In [3]:
import fasttext
from fasttext import tokenize

In [4]:
import re

In [36]:
import os

In [37]:
# I am using lid.176.bin, which is faster and slightly more accurate,
# there is a compressed version avaiable at https://fasttext.cc/docs/en/language-identification.html
fasttext_language_model = fasttext.load_model(os.path.join("model", "lid.176.bin"))



In [20]:
white_space_pattern = re.compile(r"\s")

In [147]:
def preprocess_text_for_language_detection(text: str):
    """
    Cleans the text as per fasttext requirements.
    The requirements can be found here: https://pypi.org/project/fasttext/
    
    :text: str: text to clean
    :returns: str: cleaned text
    """
    # fastText assumes UTF-8 encoded text
    text = str(text)
    
    # fastText is not aware of UTF-8 whitespace
    # Replace all white space with space
    text = white_space_pattern.sub(text, " ")
    
    # Tokenize text, per fastext function and rejoin
    tokens = tokenize(text)
    text = " ".join(tokens)
    n = len(tokens)
    
    # Remove white space char as it affects the model accuracy
    text = text.replace("</s>", "")
    
    return text.lower()

In [148]:
# Effect of new line on language detection
print(fasttext_language_model.predict(" ".join(tokenize("The door bell rang twice,\n but no one opened the door"))))
print(fasttext_language_model.predict(" ".join(tokenize("The door bell rang twice, but no one opened the door"))))

(('__label__en',), array([0.44373196]))
(('__label__en',), array([0.7606498]))


In [149]:
# Effect of exclamation, at the end of sentence
print(fasttext_language_model.predict(" ".join(tokenize("The door opened!")), 2))
print(fasttext_language_model.predict(" ".join(tokenize("The door opened"))))

(('__label__en', '__label__nl'), array([0.58429289, 0.37814581]))
(('__label__en',), array([0.75521648]))


In [150]:
# Effect of exclamation, at the end of sentence
print(fasttext_language_model.predict(" ".join(tokenize("You scared the life out of me!"))))
print(fasttext_language_model.predict(" ".join(tokenize("You scared the life out of me"))))

(('__label__en',), array([0.91090018]))
(('__label__en',), array([0.80553901]))


In [151]:
# Effect of exclamation, at the end of sentence
print(fasttext_language_model.predict(" ".join(tokenize("It's a boy!"))))
print(fasttext_language_model.predict(" ".join(tokenize("It's a boy"))))

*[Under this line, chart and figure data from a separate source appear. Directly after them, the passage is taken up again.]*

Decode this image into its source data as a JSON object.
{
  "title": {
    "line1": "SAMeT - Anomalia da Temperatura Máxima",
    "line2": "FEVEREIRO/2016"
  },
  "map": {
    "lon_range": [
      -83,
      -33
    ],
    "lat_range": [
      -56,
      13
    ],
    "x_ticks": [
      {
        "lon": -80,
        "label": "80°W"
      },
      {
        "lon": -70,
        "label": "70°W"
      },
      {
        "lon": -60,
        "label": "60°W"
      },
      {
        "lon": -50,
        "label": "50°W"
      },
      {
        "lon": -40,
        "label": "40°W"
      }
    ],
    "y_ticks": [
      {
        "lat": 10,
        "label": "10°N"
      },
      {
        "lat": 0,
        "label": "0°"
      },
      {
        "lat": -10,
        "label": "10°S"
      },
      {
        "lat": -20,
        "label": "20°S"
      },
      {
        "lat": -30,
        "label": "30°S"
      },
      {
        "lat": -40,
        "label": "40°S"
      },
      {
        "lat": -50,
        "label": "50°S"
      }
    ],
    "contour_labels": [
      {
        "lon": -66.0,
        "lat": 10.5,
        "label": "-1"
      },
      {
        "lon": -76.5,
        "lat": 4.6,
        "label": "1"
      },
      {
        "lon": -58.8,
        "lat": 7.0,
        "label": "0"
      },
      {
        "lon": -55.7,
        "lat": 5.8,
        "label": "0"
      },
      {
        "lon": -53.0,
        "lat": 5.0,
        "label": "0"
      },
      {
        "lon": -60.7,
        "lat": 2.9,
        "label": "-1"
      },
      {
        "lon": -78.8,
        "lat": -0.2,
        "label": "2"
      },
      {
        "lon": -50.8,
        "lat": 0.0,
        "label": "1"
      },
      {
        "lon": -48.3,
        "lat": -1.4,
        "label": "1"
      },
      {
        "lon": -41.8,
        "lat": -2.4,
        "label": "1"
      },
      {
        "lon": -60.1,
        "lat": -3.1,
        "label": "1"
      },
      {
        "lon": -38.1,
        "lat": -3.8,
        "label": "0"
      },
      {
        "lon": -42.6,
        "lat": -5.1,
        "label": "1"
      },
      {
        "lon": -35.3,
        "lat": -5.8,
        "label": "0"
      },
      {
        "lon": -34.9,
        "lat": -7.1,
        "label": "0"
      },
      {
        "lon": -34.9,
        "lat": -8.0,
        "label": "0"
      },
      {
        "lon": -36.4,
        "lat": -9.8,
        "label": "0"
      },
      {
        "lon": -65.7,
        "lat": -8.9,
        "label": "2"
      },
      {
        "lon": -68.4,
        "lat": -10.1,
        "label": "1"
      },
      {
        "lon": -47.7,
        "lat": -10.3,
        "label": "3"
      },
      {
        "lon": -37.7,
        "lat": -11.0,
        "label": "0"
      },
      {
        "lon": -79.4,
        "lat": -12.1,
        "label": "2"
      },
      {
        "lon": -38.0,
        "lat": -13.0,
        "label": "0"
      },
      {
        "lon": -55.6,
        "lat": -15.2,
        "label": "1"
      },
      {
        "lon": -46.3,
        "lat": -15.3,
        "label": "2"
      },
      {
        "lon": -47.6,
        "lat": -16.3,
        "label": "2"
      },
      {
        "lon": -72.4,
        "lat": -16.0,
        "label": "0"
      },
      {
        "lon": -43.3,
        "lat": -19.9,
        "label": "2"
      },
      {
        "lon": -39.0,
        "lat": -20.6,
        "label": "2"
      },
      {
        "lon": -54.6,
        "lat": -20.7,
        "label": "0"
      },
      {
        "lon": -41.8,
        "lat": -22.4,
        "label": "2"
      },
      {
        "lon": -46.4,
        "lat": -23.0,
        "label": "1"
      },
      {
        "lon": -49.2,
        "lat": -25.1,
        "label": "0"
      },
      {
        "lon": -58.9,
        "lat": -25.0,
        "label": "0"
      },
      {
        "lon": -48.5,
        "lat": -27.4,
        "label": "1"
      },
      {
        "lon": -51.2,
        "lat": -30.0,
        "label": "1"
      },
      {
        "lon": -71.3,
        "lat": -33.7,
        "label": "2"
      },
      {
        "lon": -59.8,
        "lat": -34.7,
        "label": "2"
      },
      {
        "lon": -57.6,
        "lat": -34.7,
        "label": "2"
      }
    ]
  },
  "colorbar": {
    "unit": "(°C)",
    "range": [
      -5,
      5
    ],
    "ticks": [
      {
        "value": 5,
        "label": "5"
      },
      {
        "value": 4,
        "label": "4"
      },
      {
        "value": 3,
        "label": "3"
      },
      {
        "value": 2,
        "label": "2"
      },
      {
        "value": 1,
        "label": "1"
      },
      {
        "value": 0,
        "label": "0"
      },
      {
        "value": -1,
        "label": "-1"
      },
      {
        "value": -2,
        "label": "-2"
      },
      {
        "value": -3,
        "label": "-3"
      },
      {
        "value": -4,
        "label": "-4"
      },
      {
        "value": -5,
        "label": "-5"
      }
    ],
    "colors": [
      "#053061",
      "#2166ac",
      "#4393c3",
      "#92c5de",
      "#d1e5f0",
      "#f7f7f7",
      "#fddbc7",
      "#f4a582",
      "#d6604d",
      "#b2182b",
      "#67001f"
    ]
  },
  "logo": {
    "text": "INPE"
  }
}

(('__label__en',), array([0.98612791]))
(('__label__en',), array([0.95733058]))


In [152]:
# Effect of exclamation, at the end of sentence
print(fasttext_language_model.predict(" ".join(tokenize("We won!"))))
print(fasttext_language_model.predict(" ".join(tokenize("We won"))))

(('__label__en',), array([0.78890896]))
(('__label__en',), array([1.00000072]))


In [153]:
# Effect of question mark, at the end of sentence
print(fasttext_language_model.predict(" ".join(tokenize("Do you drink?"))))
print(fasttext_language_model.predict(" ".join(tokenize("Do you drink"))))

(('__label__en',), array([0.95603132]))
(('__label__en',), array([0.97222412]))


In [154]:
# Effect of full stop, at the end of sentence
print(fasttext_language_model.predict(" ".join(tokenize("John opened the door."))))
print(fasttext_language_model.predict(" ".join(tokenize("John opened the door"))))

(('__label__en',), array([0.97491264]))
(('__label__en',), array([0.79377073]))


In [155]:
# Effect of quotes, at the end of sentence
print(fasttext_language_model.predict(" ".join(tokenize('I told her, "Take the plates away."'))))
print(fasttext_language_model.predict(" ".join(tokenize('I told her, Take the plates away'))))

(('__label__en',), array([0.98221743]))
(('__label__en',), array([0.95327079]))


In [156]:
# Effect of lowercase
print(fasttext_language_model.predict(" ".join(tokenize("The door opened"))))
print(fasttext_language_model.predict(" ".join(tokenize("The door opened".lower()))))

(('__label__en',), array([0.75521648]))
(('__label__en',), array([0.79327965]))


In [157]:
text = "¿Cómo estás"

In [158]:
cleaned_text = preprocess_text_for_language_detection(text)
cleaned_text

'¿cómo estás'

In [160]:
fasttext_language_model.predict(text), fasttext_language_model.predict(cleaned_text)

((('__label__es',), array([1.00004685])),
 (('__label__es',), array([1.00004709])))

In [217]:
def identify_languages(text: str, no_of_languages: int =1, threshold: float=0.0):
    
    clean_text = preprocess_text_for_language_detection(text)
    ft_output = fasttext_language_model.predict(text, no_of_languages, threshold=threshold)
    # format output
    result = [(ft_output[0][i][-2:], ft_output[1][i]) for i in range(len(ft_output[0]))]
    return result

In [218]:
identify_languages("the door is open", 4)

[('en', 0.8984457850456238),
 ('nl', 0.09827558696269989),
 ('ru', 0.0020195997785776854),
 ('it', 0.0004695519746746868)]